Major Contract Extension with Origin Energy Bolsters Long-Term Revenue
In a significant development, Acrow secured a seven-year extension to its maintenance contract with Origin Energy in the Surat Basin, valued at $28 million. This deal not only reinforces the company’s foothold in the industrial access market but also adds to a forward order book exceeding $230 million in secured labour hire contracts. Such long-term agreements provide a stable revenue base and enhance visibility for future earnings.
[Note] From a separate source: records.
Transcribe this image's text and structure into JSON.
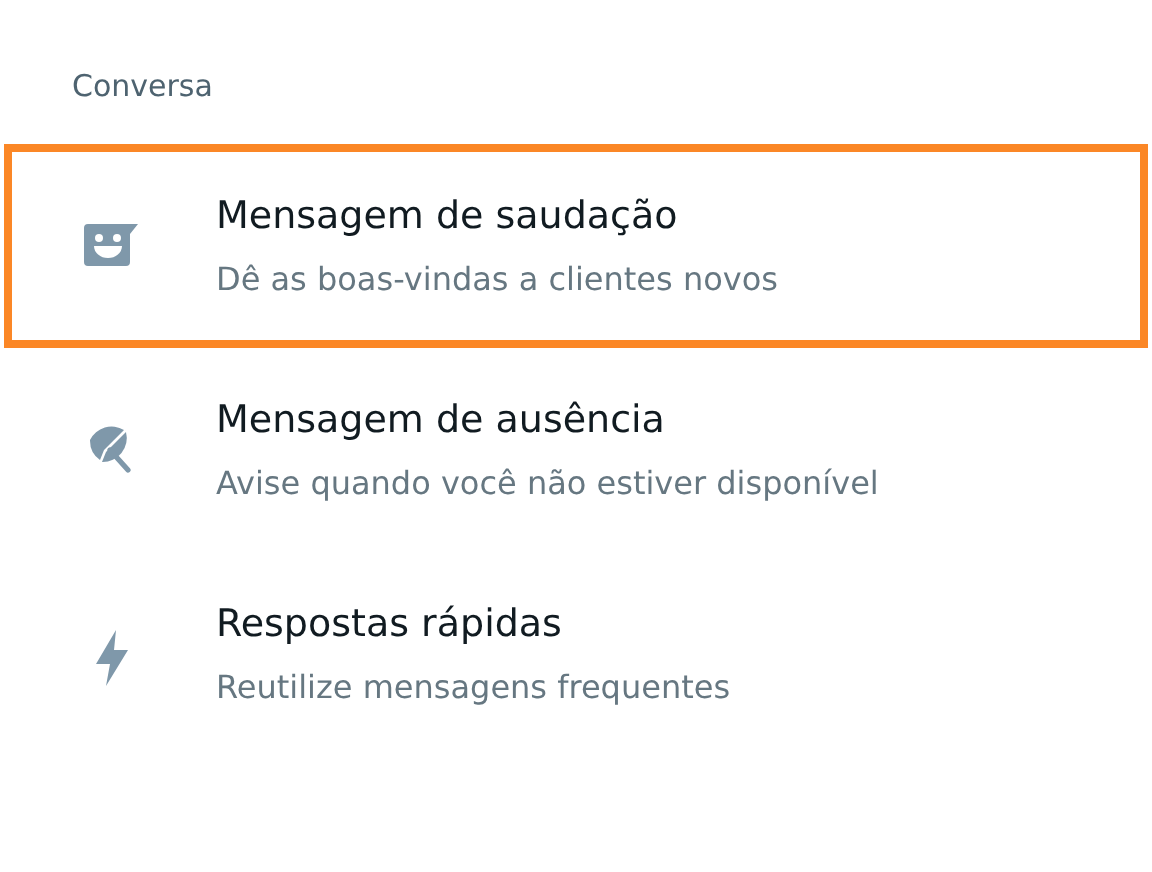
{
  "section": {
    "title": "Conversa"
  },
  "items": [
    {
      "kind": "greeting",
      "title": "Mensagem de saudação",
      "subtitle": "Dê as boas-vindas a clientes novos",
      "selected": true
    },
    {
      "kind": "away",
      "title": "Mensagem de ausência",
      "subtitle": "Avise quando você não estiver disponível",
      "selected": false
    },
    {
      "kind": "quick",
      "title": "Respostas rápidas",
      "subtitle": "Reutilize mensagens frequentes",
      "selected": false
    }
  ]
}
Strategic Focus on Diversification and Innovation
CEO Steven Boland highlighted the company’s strategic shift towards diversifying revenue streams through investments in Industrial Access and formwork-related product lines like Jumpforms and Screens. Despite delays in some project starts affecting the Formwork division, Acrow’s ability to open new profitable channels demonstrates resilience and adaptability in a competitive construction services market.
Looking Ahead to FY26
With FY26 off to a positive start, particularly in the second half, Acrow’s leadership remains optimistic about sustaining growth. The combination of a strong contract pipeline, recurring revenue from long-term agreements, and ongoing capital investment positions the company well to navigate market uncertainties and capitalize on infrastructure demand across Australia.
Bottom Line?
Acrow’s blend of steady contract wins and strategic diversification sets the stage for a compelling FY26, but investors will watch closely how EPS pressures evolve.
Questions in the middle?
- What factors are driving the slight decline in EPS despite revenue and EBITDA growth?
- How will delays in project starts impact the Formwork division’s performance in FY26?
- What risks could affect the execution and profitability of the long-term Origin Energy contract?